Dressing Down an Unserious Senator, Senate


Axios reported Sunday that “Senate Majority Leader Chuck Schumer, D-N.Y., quietly has directed the Senate’s Sergeant at Arms to no longer enforce the chamber’s informal dress code for its members.”

“Senators are able to choose what they wear on the Senate floor. I will continue to wear a suit,” Schumer said.

The reporting frames the change as an accommodation to freshmen Sen. John Fetterman, D-Pa., who typically wears basketball shorts and hoodies to work. Fetterman has been casting his votes from the Democrats’ cloakroom, as has long been the workaround for senators prohibited from being on the floor due to inappropriate attire.

But this is not all about Fetterman. The rules were relaxed after the 2018 election of Sen. Kyrsten Sinema, an Arizona Democrat-turned-independent, who has made headlines due to her fashion choices featuring bold colors and patterns, denim, exposed shoulders, wigs, and words, like the time she presided over the Senate wearing a pink sweater that read “Dangerous Creature.”

That day, Sen. Mitt Romney, R-Utah, said to her, “You’re breaking the internet”—to which Sinema replied, “Good!”

It was hardly the first time sartorial debates had sparked internet outrage. In 2017, then-House Speaker Paul Ryan, R-Wis., was criticized for enforcing a so-called “Handmaid’s Tale” dress code against exposed shoulders and open-toed shoes.

In 2012, then-Rep. Bobby Rush, D-Ill., made news after wearing a hoodie in honor of Trayvon Martin, a slain Florida teen.

In 2009, then-first lady Michelle Obama caused a stir by wearing a sleeveless dress in the House chamber for then-President Barack Obama’s first address to a joint session of Congress. 

That same year, columnist George Will penned a pretentious screed against wearing jeans:

Edmund Burke—what he would have thought of the denimization of America can be inferred from his lament that the French Revolution assaulted “the decent drapery of life”; it is a straight line from the fall of the Bastille to the rise of denim—said: “To make us love our country, our country ought to be lovely.”

Ours would be much more so if supposed grown-ups would heed St. Paul’s first letter to the Corinthians, and St. Barack’s inaugural sermon to the Americans, by putting away childish things, starting with denim.
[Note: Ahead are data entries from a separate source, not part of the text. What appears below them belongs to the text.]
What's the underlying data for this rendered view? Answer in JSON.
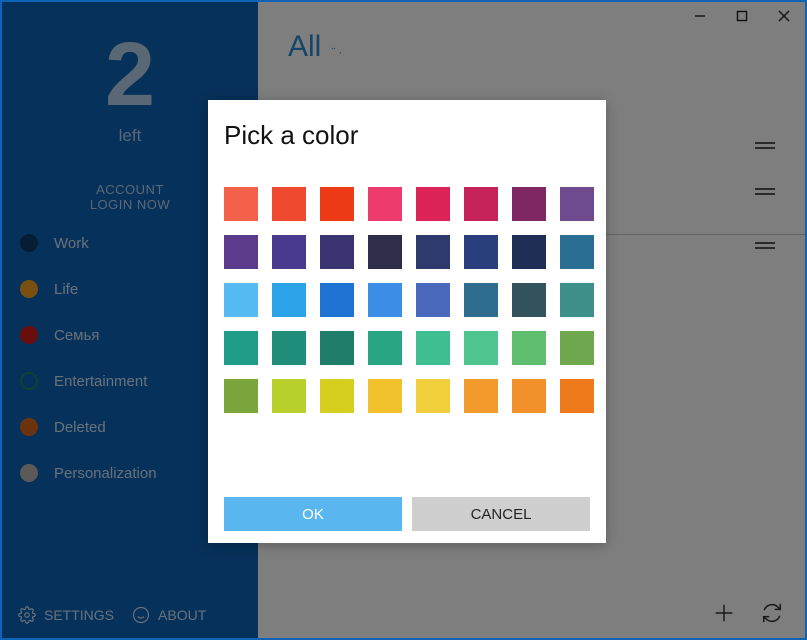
{
  "sidebar": {
    "counter_value": "2",
    "counter_label": "left",
    "account_label": "ACCOUNT",
    "login_label": "LOGIN NOW",
    "items": [
      {
        "label": "Work",
        "color": "#0b3c6a"
      },
      {
        "label": "Life",
        "color": "#f3a021"
      },
      {
        "label": "Семья",
        "color": "#d41a1a"
      },
      {
        "label": "Entertainment",
        "color": "#17886e"
      },
      {
        "label": "Deleted",
        "color": "#d7691e"
      },
      {
        "label": "Personalization",
        "color": "#b9b2b2"
      }
    ],
    "settings_label": "SETTINGS",
    "about_label": "ABOUT"
  },
  "main": {
    "title": "All",
    "menu_dots": "¨·"
  },
  "dialog": {
    "title": "Pick a color",
    "ok_label": "OK",
    "cancel_label": "CANCEL",
    "colors": [
      "#f3614a",
      "#ef4a2f",
      "#ed3b18",
      "#ef3b6c",
      "#db2455",
      "#c6225a",
      "#7e2763",
      "#6e4a8f",
      "#5d3b8c",
      "#4a3a8f",
      "#3a3371",
      "#2e2e4a",
      "#2d3a6b",
      "#2a3f7e",
      "#1f2e55",
      "#2a6f93",
      "#56bbf2",
      "#2da4ea",
      "#1d72d2",
      "#3c8de6",
      "#4a69bd",
      "#2f6d8e",
      "#33535f",
      "#3f8f8b",
      "#1f9d88",
      "#1f8d7a",
      "#1f7d6a",
      "#2aa583",
      "#3fbf8f",
      "#4fc48f",
      "#5fbf6f",
      "#6fa84f",
      "#7aa53c",
      "#b8cf2c",
      "#d6cf20",
      "#f2c22c",
      "#f2d03c",
      "#f29a2c",
      "#f2902c",
      "#ef7a1c"
    ]
  }
}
I have no interest in denigrating denim or fighting about clothes, unless the subject is my kids, in which case I am willing to die on the hill of wearing some. My employer requires me to wear a suit and a tie most days on the theory that we’re a serious place doing serious work and our attire should reflect those truths.

Then again, I’ve often advised young Capitol Hill staffers of the tried-and-true rule that the best-dressed person in the room is probably a legislative assistant who pretends to know more than he does, while the frumpy old guy in a yellow shirt sitting quietly in the corner has written every National Defense Authorization Act for the past 20 years.

Clothes aren’t everything, but they do communicate something. And that’s why I think the new Senate dress code is perfect.

In recent years, the Senate has become a mostly unserious place. Most senators spend the 2.5 days they work evading the tough issues the nation needs them to grapple with. What better symbol of the pathetic state of the Senate than a pair of sweatpants?

In the day or two since Schumer’s announcement, this story has garnered national media attention and birthed a thousand op-eds, but the nation has more important things to worry about. The ongoing border crisis and our out-of-control deficit and debt come to mind.

Maybe the presence of Fetterman’s unserious shorts in the Senate will draw attention to the unserious behavior of our elected leaders, most of whom have utterly failed to take seriously their jobs for too long.